Oral Presentation Clinical Oncology Society of Australia Annual Scientific Meeting 2022

Cutaneous melanoma, prostate specific antigen testing and the subsequent risk of prostate cancer diagnosis: a prospective analysis of the 45 and Up Study. (#47)

Sam Egger 1 , David P Smith 1 , Manish I Patel 2 , Michael G Kimlin 3 , Bruce K Armstrong 4 , Visalini Nair-Shalliker 1
  1. The Daffodil Centre, The University of Sydney, a joint venture with Cancer Council New South Wales, Sydney, New South Wales, Australia
  2. The University of Sydney, Sydney, NSW
  3. Queensland University of Technology, Brisbane, Qld, Australia
  4. University of Western Australia, Perth, WA

Background

The association between cutaneous melanoma and subsequent risk of prostate cancer (PC) was examined in a large population-based cohort study.

Methods

Male participants in the Sax Institute’s 45 and Up Study (Australia) were recruited between 2006 and 2009. Questionnaire data and linked administrative health data from the Centre for Health Record Linkage and Services Australia identified melanomas diagnosed between 1/1/1994 and 12 months before Study recruitment (ie between 2005 and 2008), incident PC, primary health care utilisation and Prostate Specific Antigen (PSA) tests.

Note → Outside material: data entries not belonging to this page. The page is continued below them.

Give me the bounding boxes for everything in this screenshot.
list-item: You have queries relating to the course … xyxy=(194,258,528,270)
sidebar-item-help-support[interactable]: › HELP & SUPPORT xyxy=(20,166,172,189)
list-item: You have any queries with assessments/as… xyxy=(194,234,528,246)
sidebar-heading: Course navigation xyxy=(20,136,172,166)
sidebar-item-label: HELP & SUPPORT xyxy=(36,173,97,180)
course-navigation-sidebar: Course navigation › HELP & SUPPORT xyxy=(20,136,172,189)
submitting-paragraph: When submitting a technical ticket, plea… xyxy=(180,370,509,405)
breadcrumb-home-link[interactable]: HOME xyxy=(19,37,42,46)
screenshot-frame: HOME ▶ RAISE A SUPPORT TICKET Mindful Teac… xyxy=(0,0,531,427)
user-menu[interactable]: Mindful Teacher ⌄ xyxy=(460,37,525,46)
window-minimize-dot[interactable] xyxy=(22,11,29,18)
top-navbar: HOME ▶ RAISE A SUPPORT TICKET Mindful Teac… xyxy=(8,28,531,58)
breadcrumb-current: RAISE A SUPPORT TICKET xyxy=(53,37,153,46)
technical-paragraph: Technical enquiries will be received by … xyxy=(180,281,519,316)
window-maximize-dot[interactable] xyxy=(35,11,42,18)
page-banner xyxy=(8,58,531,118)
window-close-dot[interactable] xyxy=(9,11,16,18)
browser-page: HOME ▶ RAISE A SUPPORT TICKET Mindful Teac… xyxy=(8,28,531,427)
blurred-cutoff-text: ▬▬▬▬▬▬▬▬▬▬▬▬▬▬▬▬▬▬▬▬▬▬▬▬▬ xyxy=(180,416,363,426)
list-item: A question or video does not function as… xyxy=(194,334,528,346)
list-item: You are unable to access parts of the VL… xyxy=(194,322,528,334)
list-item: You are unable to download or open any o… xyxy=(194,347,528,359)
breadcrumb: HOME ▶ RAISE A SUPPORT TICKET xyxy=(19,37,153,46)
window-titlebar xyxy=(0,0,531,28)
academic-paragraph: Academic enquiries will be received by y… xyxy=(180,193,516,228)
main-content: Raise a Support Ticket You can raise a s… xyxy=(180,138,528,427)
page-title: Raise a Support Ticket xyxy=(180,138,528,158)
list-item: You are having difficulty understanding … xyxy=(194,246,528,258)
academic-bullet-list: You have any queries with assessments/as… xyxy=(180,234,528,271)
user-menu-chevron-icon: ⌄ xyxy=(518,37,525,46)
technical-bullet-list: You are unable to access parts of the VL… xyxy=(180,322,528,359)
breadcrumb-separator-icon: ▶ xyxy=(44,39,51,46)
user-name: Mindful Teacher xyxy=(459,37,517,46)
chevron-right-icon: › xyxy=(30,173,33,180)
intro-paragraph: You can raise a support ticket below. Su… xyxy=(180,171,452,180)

Men were excluded from the current analyses if they had a recorded PC or other cancer diagnosis other than melanoma and non-melanoma skin cancer prior to recruitment. Multivariable Cox regression analysis, estimated hazard ratios (HRs), adjusting for PSA testing frequency before PC diagnosis.

Results

Of 96,548 eligible men, 1,899 were diagnosed with melanoma during the melanoma diagnosis period and 3,677 incident PC diagnosed during follow-up (latest date 31/12/2013). Men with melanoma diagnosis had increased risk of a subsequent PC diagnoses (versus no melanoma; fully-adjusted HR=1.32;95%CI:1.09-1.60). There was weak evidence of higher risks of a subsequent PC diagnosis for men diagnosed with more than one melanoma compared to men diagnosed with only one melanoma (p =0.077), and if first melanoma diagnosis was 10 to 15 years before Study recruitment (fully-adjusted HR=2.05;95% CI[1.35, 3.12]).

Conclusion

Melanoma diagnosis was associated with increased risk of subsequent PC diagnosis, after adjusting for PSA testing and primary health care utilisation. While our ability to adjust for PC screening reduced risk of detection bias, we acknowledge that residual confounding from increased medical surveillance after melanoma diagnoses cannot be entirely ruled out.